Mr Clinton, a champion of the Kyoto Protocol, the existing emissions-controls agreement opposed by the Bush administration, spoke in the final hours of a two-week UN climate conference at which Washington has come under heavy criticism for its stand.
Most delegations appeared ready to leave an unwilling US behind and open a new round of negotiations on future cutbacks in the emissions blamed for global warming.
“There’s no longer any serious doubt that climate change is real, accelerating and caused by human activities,” said Mr Clinton, whose address was interrupted repeatedly by enthusiastic applause.
Canadian officials said the US delegation was displeased with the last-minute scheduling of the Clinton speech. However US delegation chief, Paula Dobriansky, issued a statement saying events such as Clinton’s appearance “are useful opportunities to hear a wide range of views on global climate change”.
In the real work of the conference, delegates from more than 180 countries bargained behind closed doors, making final adjustments to an agreement to negotiate additional reductions in carbon dioxide and other gases after 2012, when the Kyoto accord expires.
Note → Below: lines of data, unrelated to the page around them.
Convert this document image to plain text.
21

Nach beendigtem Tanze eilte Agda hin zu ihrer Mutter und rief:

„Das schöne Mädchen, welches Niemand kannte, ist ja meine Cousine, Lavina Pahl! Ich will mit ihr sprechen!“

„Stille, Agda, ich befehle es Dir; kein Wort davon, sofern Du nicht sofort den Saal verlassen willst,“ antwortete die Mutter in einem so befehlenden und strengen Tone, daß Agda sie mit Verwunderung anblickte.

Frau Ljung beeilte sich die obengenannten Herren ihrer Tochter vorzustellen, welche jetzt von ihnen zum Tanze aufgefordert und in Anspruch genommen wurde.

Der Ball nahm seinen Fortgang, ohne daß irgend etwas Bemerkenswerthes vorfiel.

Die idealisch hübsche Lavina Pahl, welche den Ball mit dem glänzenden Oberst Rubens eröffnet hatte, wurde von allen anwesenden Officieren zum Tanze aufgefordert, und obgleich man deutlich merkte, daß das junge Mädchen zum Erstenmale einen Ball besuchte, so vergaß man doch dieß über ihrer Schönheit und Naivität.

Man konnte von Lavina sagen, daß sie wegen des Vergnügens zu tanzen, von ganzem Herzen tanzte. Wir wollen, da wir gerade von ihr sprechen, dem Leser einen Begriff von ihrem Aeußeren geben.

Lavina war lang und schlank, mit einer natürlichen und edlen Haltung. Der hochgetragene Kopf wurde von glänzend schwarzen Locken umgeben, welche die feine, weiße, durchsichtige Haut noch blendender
Efforts by the host-country, Canada, to draw the United States into the process appear to have failed. The Bush administration says it favours a voluntary approach, not global negotiations, to deal with climate issues.
“It’s such a pity the United States is still very much unwilling to join the international community, to have a multilateral effort to deal with climate change,” said Kenya’s Emily Ojoo Massawa, chair of the African group of nations at the two-week-long conference.
The Montreal meeting, attended by almost 10,000 delegates, environmentalists, business representatives and others, was the first annual UN climate conference since Kyoto took effect last February.
The protocol’s language requires its member nations to begin talks now on emissions controls after 2012, when the Kyoto regime expires.